Als Vorlage dafür diente Cusk ein Buch der amerikanischen Kunstmäzenin Mabel Dodge Luhan aus dem Jahr 1932. Es beschreibt einen nervenaufreibenden, zwei Jahre dauernden Besuch des britischen Schriftstellers D.H. Lawrence auf ihrer Ranch in New Mexico. Diese Grundkonstellation nutzt Cusk als Hülse, in der sie ihre eigenen Themen verstaut. Sie habe, sagt sie im blendweißen Morgenlicht ihres Wohnzimmers, nach einer Stimme gesucht, die die Erfahrung von Frauen in der zweiten Lebenshälfte spiegelt. „Das ist eine Landschaft, die als völlig eigenschaftslos gilt. Es gibt dort keine Midlife-Crisis mit Motorrad oder die Verliebtheit in eine jüngere Person. Da ist gar nichts.“
Während L. immer größte Autonomie genossen hat, ohne es zu merken, fühlt M. sich vom Schicksal ausgetrickst. „Mein Leben lang“, bilanziert sie, „habe ich mich nach Freiheit gesehnt, aber in Wahrheit habe ich nicht einmal einen kleinen Zeh freibekommen.“ Das Cottage, das der launische Künstler nun besetzt, bekrittelt und bekritzelt, wird zum Symbol für den Platz, den sie selbst nie einnehmen konnte.
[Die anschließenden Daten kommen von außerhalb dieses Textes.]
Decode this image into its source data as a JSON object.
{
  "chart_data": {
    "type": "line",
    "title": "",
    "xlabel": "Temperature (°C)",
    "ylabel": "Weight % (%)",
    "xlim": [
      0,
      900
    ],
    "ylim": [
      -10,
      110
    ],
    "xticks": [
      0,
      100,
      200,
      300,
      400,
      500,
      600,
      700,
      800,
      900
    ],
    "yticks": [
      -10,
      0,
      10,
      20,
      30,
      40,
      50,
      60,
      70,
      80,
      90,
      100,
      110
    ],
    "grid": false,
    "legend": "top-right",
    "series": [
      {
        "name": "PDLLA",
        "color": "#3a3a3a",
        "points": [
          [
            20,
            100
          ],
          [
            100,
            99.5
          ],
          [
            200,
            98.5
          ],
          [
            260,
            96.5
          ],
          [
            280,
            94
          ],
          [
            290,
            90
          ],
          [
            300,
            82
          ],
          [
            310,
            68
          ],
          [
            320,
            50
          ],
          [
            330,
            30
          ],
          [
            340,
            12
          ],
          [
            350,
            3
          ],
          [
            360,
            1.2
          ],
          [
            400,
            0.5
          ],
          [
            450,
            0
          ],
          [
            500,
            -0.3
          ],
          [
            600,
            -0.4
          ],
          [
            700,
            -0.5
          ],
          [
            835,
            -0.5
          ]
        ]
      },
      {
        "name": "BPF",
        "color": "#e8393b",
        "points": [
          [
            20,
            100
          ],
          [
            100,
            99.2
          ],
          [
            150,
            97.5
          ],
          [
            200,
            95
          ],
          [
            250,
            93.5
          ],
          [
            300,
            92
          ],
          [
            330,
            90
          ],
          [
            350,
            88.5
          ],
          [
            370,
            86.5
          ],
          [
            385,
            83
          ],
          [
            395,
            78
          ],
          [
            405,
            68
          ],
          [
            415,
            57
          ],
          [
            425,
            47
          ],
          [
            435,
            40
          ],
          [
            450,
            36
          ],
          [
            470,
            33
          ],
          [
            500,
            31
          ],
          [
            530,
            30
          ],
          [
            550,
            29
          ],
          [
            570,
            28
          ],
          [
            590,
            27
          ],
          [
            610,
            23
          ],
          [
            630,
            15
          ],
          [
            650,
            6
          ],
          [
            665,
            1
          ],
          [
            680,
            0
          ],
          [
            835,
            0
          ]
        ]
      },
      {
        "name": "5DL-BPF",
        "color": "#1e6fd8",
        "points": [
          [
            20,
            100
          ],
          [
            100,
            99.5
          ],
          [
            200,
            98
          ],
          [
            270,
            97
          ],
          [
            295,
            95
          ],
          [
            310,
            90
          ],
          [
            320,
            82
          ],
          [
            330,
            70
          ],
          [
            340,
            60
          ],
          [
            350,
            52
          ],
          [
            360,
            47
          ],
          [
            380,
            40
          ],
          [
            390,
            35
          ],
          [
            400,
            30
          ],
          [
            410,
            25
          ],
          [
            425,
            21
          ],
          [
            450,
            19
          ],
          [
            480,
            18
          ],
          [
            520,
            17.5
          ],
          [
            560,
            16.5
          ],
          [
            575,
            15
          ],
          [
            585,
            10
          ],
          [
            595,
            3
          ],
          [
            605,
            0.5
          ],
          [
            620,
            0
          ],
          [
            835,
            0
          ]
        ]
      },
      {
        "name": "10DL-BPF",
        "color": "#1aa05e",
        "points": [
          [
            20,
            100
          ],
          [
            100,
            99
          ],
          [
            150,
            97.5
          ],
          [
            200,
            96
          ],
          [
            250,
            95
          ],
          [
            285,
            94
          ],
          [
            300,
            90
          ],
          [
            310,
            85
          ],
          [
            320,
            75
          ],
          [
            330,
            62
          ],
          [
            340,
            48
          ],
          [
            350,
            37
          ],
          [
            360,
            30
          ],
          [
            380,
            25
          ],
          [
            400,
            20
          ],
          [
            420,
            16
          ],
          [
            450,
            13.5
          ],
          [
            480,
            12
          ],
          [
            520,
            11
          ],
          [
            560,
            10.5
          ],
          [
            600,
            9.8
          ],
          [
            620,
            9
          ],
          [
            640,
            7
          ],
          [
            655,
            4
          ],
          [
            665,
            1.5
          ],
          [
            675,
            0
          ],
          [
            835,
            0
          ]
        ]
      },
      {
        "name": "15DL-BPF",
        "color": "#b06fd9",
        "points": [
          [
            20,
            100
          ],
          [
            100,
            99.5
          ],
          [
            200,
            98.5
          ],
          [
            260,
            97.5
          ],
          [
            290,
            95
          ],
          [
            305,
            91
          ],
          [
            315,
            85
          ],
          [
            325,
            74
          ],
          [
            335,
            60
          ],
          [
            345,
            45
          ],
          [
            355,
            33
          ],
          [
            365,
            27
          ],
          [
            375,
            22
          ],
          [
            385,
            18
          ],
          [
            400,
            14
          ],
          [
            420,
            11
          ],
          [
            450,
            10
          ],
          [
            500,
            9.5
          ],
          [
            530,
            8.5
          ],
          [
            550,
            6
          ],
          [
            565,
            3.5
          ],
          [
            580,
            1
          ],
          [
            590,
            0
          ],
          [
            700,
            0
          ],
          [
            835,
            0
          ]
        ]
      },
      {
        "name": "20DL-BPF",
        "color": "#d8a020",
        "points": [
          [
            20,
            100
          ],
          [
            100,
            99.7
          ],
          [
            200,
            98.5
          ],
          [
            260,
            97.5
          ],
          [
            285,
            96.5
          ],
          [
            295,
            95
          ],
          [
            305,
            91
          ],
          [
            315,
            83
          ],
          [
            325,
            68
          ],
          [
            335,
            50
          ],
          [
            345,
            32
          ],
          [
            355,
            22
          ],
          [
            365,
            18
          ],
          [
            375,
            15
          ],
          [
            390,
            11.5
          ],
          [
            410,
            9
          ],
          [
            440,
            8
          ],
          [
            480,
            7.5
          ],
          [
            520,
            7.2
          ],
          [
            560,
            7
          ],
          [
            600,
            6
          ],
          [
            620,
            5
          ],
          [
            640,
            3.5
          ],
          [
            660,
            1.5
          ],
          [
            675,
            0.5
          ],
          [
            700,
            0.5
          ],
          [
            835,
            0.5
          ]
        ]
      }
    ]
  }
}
Für Cusk hat sich der Ortswechsel dagegen günstig gefügt. Der Umzug über den Kanal, als politische Geste gemeint, war ein persönlicher Glücksgriff. Während ihr die Menschen in England zuletzt vor allem wütend vorkamen, wirkt die Förmlichkeit der Franzosen beruhigend.
„Natürlich ist das hier“, sagt Cusk und deutet auf die Umgebung, in der sie sitzt, „auch ein sehr privilegiertes kleines Museum.“ Ein Haus kann eben alles Mögliche zugleich sein: ein Einblick in das Leben eines Fremden, ein Platz für künstlerische Visionen und eine erstklassige Immobilie.